Gemeinsam schwelgen die beiden fortan in gemeinsamen Erinnerungen und frischen diese wieder auf. Aus ihren Gesprächen heraus entwickelt sich allmählich eine enge Freundschaft zwischen den beiden unterschiedlichen Charakteren – der eine ein Intellektueller, der andere ein Eisenbahnarbeiter mit einer Leidenschaft fürs Gärtnern. Durch den intensiven Austausch miteinander bekommen schließlich beide eine neue Perspektive auf die kleinen und großen Dinge des Lebens. Bald nennen sie sich gegenseitig nur noch Dujardin und Dupinceau, was übersetzt Garten und Pinsel bedeutet. Auch in Krankheits- und Krisenzeiten steht der Eine dem Anderen dann schließlich zur Seite.

Fazit
Der Regisseur inszenierte „Dialog mit meinem Gärtner“ nach einem Roman von Henri Cueco. Er schuf damit eine fein akzentuierte Mischung aus einer leisen Komödie und einem romantischem Melodram. „Dialog mit meinem Gärtner“ ist ein leichter und dennoch melancholischer Film über Freundschaft, Erinnerungen und die Vergänglichkeit. Dabei beschreibt er eindrucksvoll auch die Gegensätze zwischen Stadt und Land. Die Darsteller zeigen dabei ihr genaues Gespür für Rhythmus und feine Nuancen.

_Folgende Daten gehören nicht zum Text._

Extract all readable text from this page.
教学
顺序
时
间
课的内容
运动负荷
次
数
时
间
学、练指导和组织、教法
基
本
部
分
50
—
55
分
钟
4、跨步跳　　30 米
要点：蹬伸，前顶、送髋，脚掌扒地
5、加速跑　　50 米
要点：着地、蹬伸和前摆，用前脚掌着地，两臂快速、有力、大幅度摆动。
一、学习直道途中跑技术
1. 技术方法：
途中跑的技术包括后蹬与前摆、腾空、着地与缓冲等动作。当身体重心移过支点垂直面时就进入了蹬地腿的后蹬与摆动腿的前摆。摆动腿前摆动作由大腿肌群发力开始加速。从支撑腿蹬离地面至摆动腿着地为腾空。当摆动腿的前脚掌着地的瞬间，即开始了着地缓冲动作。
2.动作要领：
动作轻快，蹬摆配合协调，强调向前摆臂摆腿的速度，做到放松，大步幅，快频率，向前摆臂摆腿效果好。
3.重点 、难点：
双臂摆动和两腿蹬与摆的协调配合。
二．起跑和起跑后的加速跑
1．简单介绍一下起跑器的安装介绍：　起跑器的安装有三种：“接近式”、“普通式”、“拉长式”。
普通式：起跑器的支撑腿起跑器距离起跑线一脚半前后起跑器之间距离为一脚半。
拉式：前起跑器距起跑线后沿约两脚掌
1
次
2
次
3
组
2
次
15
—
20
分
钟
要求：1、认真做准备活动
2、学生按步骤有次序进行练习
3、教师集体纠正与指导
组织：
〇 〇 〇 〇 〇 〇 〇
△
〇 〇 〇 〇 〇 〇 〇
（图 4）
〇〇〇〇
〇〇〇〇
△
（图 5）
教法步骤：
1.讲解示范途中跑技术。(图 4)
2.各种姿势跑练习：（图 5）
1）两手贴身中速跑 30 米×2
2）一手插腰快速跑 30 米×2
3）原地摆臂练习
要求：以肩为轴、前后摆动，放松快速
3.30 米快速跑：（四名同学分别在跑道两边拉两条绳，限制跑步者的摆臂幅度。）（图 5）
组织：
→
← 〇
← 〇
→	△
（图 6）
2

Die Karriere des Regisseurs Jean Becker verlief sehr ungewöhnlich. Becker ist der Sohn einer der bekanntesten Regisseure. Nach 17 Jahren, in denen Jean Becker keinen einzigen Film drehte, inszenierte er im Jahre 1983 zum ersten Mal wieder einen Kinofilm, der dann gleich mit vier Cesars ausgezeichnet wurde. Danach drehte er fünf weitere Filme, die ihn alle aufs Land führten. Vor „Dialog mit meinem Gärtner“ kamen noch „Elisa“ und „Ein Sommer auf dem Lande“ in die Kinos.

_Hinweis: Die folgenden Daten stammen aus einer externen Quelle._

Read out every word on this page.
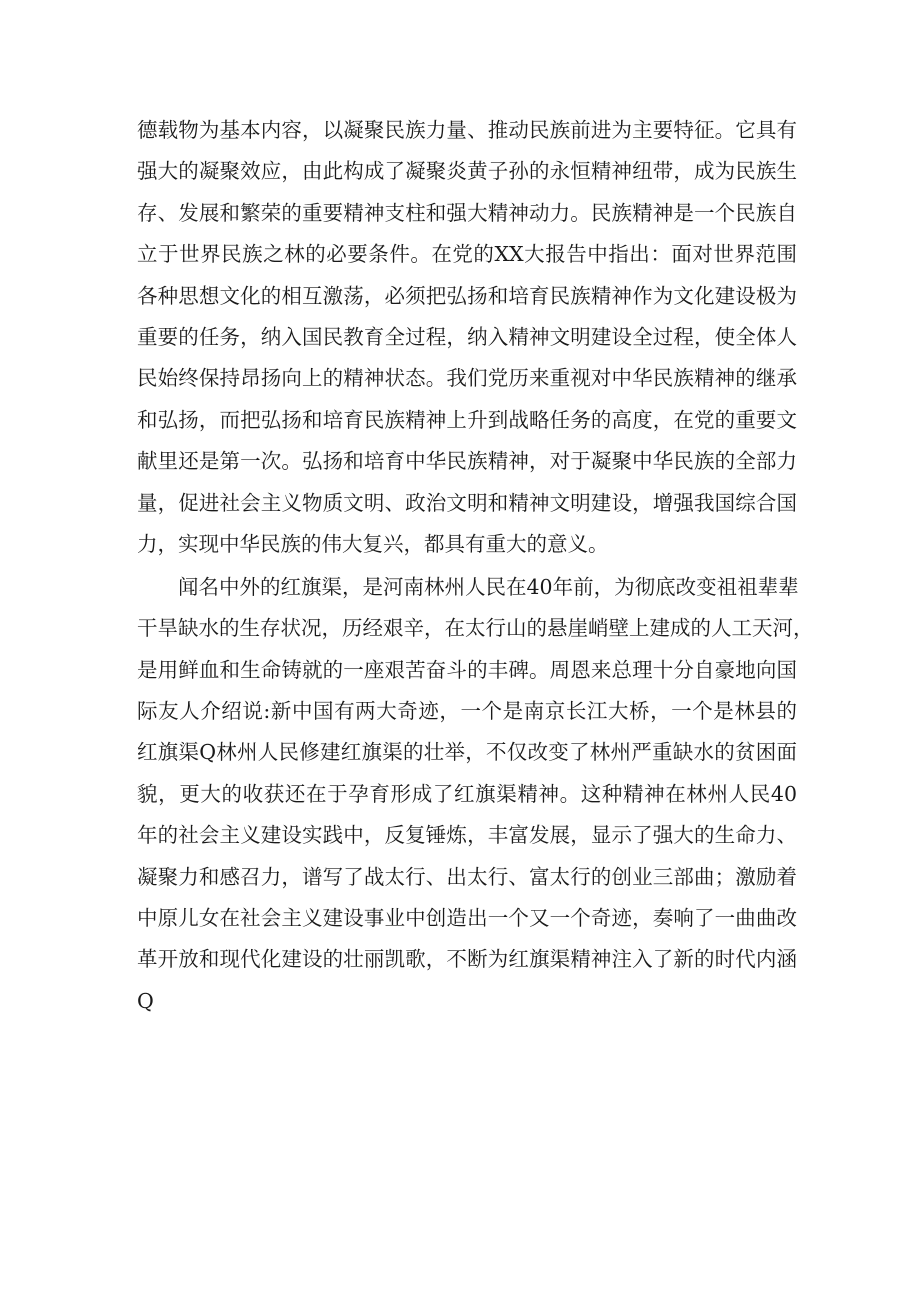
德载物为基本内容，以凝聚民族力量、推动民族前进为主要特征。它具有
强大的凝聚效应，由此构成了凝聚炎黄子孙的永恒精神纽带，成为民族生
存、发展和繁荣的重要精神支柱和强大精神动力。民族精神是一个民族自
立于世界民族之林的必要条件。在党的XX大报告中指出：面对世界范围
各种思想文化的相互激荡，必须把弘扬和培育民族精神作为文化建设极为
重要的任务，纳入国民教育全过程，纳入精神文明建设全过程，使全体人
民始终保持昂扬向上的精神状态。我们党历来重视对中华民族精神的继承
和弘扬，而把弘扬和培育民族精神上升到战略任务的高度，在党的重要文
献里还是第一次。弘扬和培育中华民族精神，对于凝聚中华民族的全部力
量，促进社会主义物质文明、政治文明和精神文明建设，增强我国综合国
力，实现中华民族的伟大复兴，都具有重大的意义。
　　闻名中外的红旗渠，是河南林州人民在40年前，为彻底改变祖祖辈辈
干旱缺水的生存状况，历经艰辛，在太行山的悬崖峭壁上建成的人工天河，
是用鲜血和生命铸就的一座艰苦奋斗的丰碑。周恩来总理十分自豪地向国
际友人介绍说:新中国有两大奇迹，一个是南京长江大桥，一个是林县的
红旗渠Q林州人民修建红旗渠的壮举，不仅改变了林州严重缺水的贫困面
貌，更大的收获还在于孕育形成了红旗渠精神。这种精神在林州人民40
年的社会主义建设实践中，反复锤炼，丰富发展，显示了强大的生命力、
凝聚力和感召力，谱写了战太行、出太行、富太行的创业三部曲；激励着
中原儿女在社会主义建设事业中创造出一个又一个奇迹，奏响了一曲曲改
革开放和现代化建设的壮丽凯歌，不断为红旗渠精神注入了新的时代内涵
Q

Das ländliche Umfeld filmt Becker dabei mit anmutender Selbstverständlichkeit. Er verwendet keine übertriebenen Stilisierungen, sondern konzentriert sich vor allem auf seine Figuren. Er achtet dennoch auch stets sehr genau auf die die kleinen und leisen Geräusche, etwa das Knacken eines Zweiges oder das Geräusch des Windes. Er bringt Sinnlichkeit in seine Filme, indem er mit Licht und Farben spielt und Früchte und Genüsse immer wieder als eigenes Stilmittel benutzt.

Im Zentrum der Handlung von „Dialog mit meinem Gärtner“ stehen aber ohne Zweifel die Dialoge der beiden Hauptdarsteller. In dem Film wird die Rolle des Malers mehr hervorgehoben als es in der Buchvorlage der Fall ist, denn dort steht eher die Rolle des Gärtners im Vordergrund. Die Darsteller sind dabei entscheidend für das Gelingen des Film – sie agieren vom Anfang bis zum Ende äußerst glaubwürdig in Beckers anspruchsvollem und gelungenem Film über die hohe Schule des Miteinanders.